Les éventuelles inégalités entre public et privé se régulent assez bien dans notre système capitaliste suivant la loi de l’offre et de la demande en fonction de l’attrait ou de la répulsion que suscitent les différentes situations. On ne voit pas en effet un tel attrait pour la fonction publique que les gens se jettent massivement sur les emplois de fonctionnaires. L’Assistance Publique a du mal à recruter des infirmières et sa toute récente Directrice n’avait accepté de quitter le privé (Altedia, la prestigieuse société de conseil en ressources humaines de Raymond Soubie [1]) qu’après s’être fait ajouter une prime de 85% au salaire que touchait son prédécesseur.

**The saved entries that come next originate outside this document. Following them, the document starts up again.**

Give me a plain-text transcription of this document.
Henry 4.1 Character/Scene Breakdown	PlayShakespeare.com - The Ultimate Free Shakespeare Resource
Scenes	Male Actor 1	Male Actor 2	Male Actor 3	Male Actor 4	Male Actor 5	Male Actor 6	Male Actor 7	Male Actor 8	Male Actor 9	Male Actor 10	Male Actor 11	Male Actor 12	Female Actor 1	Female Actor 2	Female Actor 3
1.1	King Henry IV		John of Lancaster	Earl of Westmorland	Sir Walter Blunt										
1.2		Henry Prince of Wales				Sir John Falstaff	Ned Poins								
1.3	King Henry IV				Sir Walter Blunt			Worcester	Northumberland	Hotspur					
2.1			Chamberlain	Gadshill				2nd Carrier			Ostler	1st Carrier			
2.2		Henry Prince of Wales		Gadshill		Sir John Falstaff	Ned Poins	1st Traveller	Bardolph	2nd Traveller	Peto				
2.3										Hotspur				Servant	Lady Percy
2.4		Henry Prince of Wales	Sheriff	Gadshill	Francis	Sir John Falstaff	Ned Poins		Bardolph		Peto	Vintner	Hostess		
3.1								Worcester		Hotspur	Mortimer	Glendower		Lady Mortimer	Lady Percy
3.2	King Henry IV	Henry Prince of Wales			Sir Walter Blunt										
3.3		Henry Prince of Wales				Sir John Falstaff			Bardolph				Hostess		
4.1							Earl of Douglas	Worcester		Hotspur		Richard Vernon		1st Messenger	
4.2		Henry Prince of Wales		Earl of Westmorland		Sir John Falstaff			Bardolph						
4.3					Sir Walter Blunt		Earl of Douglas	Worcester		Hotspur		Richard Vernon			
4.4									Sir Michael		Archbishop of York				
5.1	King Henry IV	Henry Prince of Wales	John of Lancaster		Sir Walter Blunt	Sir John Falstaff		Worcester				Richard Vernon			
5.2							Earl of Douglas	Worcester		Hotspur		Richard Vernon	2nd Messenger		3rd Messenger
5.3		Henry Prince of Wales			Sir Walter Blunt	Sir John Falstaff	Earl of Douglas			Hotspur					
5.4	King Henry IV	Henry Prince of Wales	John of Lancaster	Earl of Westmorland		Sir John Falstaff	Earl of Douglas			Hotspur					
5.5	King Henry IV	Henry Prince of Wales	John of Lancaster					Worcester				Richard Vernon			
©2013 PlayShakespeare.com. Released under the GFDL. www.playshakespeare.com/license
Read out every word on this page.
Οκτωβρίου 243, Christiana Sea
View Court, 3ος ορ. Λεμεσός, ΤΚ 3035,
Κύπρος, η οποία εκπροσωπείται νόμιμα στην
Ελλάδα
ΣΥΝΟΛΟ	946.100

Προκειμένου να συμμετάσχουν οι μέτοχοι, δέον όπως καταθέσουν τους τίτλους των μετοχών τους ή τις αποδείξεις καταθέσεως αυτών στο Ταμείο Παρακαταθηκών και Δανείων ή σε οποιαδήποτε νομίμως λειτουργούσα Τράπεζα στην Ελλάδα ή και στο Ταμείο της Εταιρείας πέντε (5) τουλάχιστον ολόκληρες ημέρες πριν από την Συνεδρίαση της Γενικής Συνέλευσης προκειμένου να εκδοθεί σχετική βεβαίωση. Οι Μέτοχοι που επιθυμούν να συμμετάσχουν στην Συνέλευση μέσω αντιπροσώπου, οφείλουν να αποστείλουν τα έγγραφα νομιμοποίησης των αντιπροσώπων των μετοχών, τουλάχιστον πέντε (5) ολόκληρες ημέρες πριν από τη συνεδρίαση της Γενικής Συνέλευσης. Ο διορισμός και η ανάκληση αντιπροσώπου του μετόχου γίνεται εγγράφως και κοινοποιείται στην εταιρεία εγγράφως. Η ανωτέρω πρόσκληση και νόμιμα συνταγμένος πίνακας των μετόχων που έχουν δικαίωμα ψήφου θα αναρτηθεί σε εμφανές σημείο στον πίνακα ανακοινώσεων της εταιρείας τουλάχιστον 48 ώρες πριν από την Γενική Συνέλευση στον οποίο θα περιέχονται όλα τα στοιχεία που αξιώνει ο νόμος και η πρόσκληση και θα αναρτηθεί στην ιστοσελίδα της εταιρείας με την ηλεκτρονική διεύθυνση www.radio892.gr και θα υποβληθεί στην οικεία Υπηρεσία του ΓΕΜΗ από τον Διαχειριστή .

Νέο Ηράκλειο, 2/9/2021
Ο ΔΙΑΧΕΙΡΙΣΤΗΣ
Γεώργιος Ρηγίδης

C’est une pratique tout à fait courante mais, en général, Bercy commence à tiquer au-delà de 15 à 20%.

Si les fonctionnaires qu’on juge aujourd’hui avantagés se considéraient au contraire désavantagés après les nouvelles mesures qu’on leur prépare, et que les jeunes se tournaient massivement vers le privé, ce serait une catastrophe non seulement pour la fonction publique, mais aussi pour le privé où la lutte pour l’emploi deviendrait encore plus stressante et le nivellement au niveau du SMIC encore plus accentué.

Bien cordialement.

Paul Vincent.


[1contradicteur de René Passet dans Le Monde du 9 juin.